I have an aggr with two volumes on it. One of them is a 3.5 TB CIFS/NFS share that is reasonably fast to snapvault and a 1 TB NFS share (ESX VMs) that is exceptionally slow. As in it's been doing it's initial copy for over a week and still has not finished. NDMP backups of this volume are also quite slow, does anyone know why it would be so much slower then the other volume using the same spindles? The filer is not under extreme load, although occasionally it's pretty busy.

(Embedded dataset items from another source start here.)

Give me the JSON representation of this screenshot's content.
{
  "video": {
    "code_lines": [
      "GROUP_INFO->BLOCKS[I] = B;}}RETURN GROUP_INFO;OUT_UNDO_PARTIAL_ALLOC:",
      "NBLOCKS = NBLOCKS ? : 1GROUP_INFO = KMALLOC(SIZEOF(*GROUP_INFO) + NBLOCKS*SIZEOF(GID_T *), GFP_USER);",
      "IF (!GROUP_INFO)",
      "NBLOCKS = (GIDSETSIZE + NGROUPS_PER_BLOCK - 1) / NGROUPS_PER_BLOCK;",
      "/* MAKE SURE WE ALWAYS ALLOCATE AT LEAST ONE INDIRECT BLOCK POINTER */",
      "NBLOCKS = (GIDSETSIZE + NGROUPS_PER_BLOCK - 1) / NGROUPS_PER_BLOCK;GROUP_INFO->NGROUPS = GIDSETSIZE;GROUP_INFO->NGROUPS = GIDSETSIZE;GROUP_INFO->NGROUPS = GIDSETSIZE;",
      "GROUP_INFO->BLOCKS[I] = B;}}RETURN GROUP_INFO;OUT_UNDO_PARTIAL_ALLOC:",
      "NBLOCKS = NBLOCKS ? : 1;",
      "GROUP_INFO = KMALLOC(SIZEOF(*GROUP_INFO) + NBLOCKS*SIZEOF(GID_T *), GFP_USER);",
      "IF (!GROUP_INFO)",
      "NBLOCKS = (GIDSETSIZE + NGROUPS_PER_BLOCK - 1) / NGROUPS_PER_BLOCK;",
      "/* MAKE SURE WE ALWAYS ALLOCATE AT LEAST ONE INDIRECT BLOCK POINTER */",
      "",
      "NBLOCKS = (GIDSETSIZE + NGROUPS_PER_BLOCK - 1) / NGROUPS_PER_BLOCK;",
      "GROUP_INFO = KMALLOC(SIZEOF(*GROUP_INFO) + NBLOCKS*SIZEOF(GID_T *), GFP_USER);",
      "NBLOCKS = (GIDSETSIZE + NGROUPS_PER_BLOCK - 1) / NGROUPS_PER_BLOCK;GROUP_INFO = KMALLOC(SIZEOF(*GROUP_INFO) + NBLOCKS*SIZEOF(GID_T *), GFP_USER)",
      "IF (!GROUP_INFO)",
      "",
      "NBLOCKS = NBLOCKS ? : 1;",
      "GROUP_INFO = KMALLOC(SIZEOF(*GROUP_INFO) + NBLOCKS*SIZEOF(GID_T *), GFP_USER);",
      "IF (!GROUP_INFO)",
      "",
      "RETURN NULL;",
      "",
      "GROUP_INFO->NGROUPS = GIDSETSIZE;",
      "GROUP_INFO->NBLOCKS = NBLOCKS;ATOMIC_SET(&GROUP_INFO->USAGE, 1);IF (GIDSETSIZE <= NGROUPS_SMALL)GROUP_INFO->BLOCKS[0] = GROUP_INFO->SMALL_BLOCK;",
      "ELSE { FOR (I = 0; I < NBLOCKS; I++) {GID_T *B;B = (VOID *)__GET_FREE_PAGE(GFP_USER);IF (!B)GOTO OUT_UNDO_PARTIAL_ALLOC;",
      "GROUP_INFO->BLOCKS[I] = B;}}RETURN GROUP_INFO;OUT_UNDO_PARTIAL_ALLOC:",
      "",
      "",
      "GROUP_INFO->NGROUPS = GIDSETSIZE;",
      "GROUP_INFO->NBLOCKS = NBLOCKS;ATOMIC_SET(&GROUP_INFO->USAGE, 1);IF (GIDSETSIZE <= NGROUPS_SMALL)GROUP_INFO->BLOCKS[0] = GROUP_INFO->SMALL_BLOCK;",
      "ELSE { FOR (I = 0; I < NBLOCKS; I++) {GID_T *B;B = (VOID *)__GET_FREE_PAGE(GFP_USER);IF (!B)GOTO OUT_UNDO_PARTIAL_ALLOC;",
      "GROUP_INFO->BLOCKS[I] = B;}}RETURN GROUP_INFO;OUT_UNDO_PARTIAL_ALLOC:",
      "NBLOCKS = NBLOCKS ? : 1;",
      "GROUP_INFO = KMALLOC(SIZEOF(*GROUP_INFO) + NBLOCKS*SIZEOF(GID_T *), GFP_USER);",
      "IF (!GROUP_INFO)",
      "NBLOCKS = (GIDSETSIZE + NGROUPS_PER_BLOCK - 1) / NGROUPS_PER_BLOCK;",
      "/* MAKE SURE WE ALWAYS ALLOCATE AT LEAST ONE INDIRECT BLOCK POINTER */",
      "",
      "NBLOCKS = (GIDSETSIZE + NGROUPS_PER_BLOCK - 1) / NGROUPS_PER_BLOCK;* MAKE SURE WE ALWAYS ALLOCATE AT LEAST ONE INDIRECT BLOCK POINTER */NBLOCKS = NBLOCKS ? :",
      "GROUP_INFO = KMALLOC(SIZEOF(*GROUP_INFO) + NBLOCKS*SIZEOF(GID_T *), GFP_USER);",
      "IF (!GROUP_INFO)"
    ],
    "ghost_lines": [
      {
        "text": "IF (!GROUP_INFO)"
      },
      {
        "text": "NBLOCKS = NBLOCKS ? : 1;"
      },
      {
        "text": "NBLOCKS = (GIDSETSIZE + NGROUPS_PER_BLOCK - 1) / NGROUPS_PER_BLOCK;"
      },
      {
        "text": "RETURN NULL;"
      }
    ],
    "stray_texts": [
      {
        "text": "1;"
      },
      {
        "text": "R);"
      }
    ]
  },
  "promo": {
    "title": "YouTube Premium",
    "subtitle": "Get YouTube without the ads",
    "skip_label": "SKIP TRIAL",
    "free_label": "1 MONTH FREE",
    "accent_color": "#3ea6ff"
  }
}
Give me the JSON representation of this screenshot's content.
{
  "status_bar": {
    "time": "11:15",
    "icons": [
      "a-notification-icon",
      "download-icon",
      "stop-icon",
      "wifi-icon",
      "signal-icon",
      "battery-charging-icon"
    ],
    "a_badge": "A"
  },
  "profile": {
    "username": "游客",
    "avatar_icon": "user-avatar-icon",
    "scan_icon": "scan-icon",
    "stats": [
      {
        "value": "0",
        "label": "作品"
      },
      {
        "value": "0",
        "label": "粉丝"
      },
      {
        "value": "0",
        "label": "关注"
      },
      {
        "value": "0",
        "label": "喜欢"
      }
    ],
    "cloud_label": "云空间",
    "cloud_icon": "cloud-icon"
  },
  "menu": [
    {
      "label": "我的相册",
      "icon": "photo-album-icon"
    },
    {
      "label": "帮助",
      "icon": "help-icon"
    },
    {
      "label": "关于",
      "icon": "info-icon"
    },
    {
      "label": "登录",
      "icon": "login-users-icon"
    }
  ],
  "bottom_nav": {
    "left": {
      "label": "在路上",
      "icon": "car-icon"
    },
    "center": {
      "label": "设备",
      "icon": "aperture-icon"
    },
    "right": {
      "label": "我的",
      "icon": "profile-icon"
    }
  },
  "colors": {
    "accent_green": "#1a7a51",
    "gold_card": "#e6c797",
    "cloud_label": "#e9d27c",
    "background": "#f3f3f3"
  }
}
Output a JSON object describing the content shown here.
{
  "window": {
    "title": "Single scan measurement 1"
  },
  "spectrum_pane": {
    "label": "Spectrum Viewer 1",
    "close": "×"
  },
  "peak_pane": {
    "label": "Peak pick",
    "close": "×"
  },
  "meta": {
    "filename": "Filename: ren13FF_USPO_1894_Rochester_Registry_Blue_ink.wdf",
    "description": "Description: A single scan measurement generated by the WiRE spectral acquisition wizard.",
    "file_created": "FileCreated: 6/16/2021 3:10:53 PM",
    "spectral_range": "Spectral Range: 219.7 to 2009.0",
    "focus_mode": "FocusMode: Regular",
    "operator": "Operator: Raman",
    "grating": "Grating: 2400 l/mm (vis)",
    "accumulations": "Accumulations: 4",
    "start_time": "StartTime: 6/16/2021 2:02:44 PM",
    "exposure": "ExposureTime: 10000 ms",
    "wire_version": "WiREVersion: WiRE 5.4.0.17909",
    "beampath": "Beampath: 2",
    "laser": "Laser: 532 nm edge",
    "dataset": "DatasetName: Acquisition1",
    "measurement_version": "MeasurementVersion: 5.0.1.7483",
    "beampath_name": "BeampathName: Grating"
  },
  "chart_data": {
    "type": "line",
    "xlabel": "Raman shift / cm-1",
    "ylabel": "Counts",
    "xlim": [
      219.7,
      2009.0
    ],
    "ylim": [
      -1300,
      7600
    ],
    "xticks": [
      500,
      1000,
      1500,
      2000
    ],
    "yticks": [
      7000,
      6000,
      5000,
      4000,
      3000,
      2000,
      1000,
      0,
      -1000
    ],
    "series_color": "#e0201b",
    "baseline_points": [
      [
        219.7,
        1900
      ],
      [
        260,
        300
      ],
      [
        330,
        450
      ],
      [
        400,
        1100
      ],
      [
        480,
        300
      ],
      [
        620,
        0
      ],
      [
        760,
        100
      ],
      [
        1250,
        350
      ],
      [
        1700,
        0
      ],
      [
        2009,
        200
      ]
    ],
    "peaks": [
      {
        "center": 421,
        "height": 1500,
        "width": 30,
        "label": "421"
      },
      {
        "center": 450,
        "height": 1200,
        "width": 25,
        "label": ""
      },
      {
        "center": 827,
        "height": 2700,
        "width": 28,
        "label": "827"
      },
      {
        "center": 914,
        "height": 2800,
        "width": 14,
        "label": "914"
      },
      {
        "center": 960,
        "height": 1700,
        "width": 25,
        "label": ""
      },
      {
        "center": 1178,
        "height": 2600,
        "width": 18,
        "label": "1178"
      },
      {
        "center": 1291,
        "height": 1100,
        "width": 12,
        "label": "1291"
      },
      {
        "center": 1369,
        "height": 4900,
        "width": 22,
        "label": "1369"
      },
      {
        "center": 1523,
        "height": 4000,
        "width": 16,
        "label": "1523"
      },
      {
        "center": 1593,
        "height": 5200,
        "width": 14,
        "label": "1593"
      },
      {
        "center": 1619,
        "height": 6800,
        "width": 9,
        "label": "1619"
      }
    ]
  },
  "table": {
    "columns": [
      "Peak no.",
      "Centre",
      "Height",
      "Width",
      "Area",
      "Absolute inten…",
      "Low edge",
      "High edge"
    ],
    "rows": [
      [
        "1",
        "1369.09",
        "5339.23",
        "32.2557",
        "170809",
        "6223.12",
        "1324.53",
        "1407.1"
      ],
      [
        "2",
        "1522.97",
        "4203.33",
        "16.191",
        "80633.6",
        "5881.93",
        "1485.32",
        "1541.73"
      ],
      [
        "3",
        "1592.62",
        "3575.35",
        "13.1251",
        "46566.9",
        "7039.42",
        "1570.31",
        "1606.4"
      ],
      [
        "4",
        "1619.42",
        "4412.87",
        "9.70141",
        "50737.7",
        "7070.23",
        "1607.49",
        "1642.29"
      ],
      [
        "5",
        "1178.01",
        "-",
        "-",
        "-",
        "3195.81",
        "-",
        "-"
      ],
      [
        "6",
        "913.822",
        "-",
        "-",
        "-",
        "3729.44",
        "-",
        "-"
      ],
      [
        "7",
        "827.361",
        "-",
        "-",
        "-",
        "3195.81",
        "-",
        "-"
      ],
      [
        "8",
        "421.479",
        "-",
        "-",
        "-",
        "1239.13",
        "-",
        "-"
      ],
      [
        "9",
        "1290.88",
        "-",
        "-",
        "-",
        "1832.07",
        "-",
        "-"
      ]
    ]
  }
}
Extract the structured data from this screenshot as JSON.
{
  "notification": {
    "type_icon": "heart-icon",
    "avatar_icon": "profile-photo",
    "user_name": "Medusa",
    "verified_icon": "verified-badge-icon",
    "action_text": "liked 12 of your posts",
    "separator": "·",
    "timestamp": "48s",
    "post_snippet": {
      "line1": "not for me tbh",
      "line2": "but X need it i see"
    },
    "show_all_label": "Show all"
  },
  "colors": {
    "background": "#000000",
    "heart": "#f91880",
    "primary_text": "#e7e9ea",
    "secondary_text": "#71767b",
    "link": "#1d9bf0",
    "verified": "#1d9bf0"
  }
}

Here is a "normal" sysstat:
CPU Total Net kB/s Disk kB/s Tape kB/s Cache Cache CP CP Disk
ops/s in out read write read write age hit time ty util
12% 1007 2970 8996 15769 9117 0 0 8 93% 49% : 41%
18% 920 2792 6510 11715 6924 0 0 8 99% 84% T 39%
15% 1276 3580 10469 15942 8041 0 0 10 92% 33% T 36%
13% 1487 3416 11347 15632 4907 0 0 11 89% 42% : 43%
17% 1417 3180 9890 14000 9444 0 0 9 98% 79% T 41%
13% 972 3704 9705 15427 9934 0 0 7 92% 46% T 51%
18% 1087 2947 11911 17717 4640 0 0 9 98% 33% T 47%
11% 1204 3358 11219 14090 5159 0 0 7 88% 100% : 50%
12% 1161 2808 9085 12640 5936 0 0 9 90% 33% T 44%
13% 981 4735 11919 16125 7097 0 0 9 92% 45% : 43%
15% 1158 5780 12480 17565 8266 0 0 10 92% 88% T 41%
I'm just having difficulty trying to determine why two volumes on the same spindles would be so different in the time it takes to do their initial transfer. Also, the VM's do not seem slower then those hosted on other aggregates (this one is 3 RG of 11 disks each, Ontap 7.2.4 on a 3070A IBM rebranded).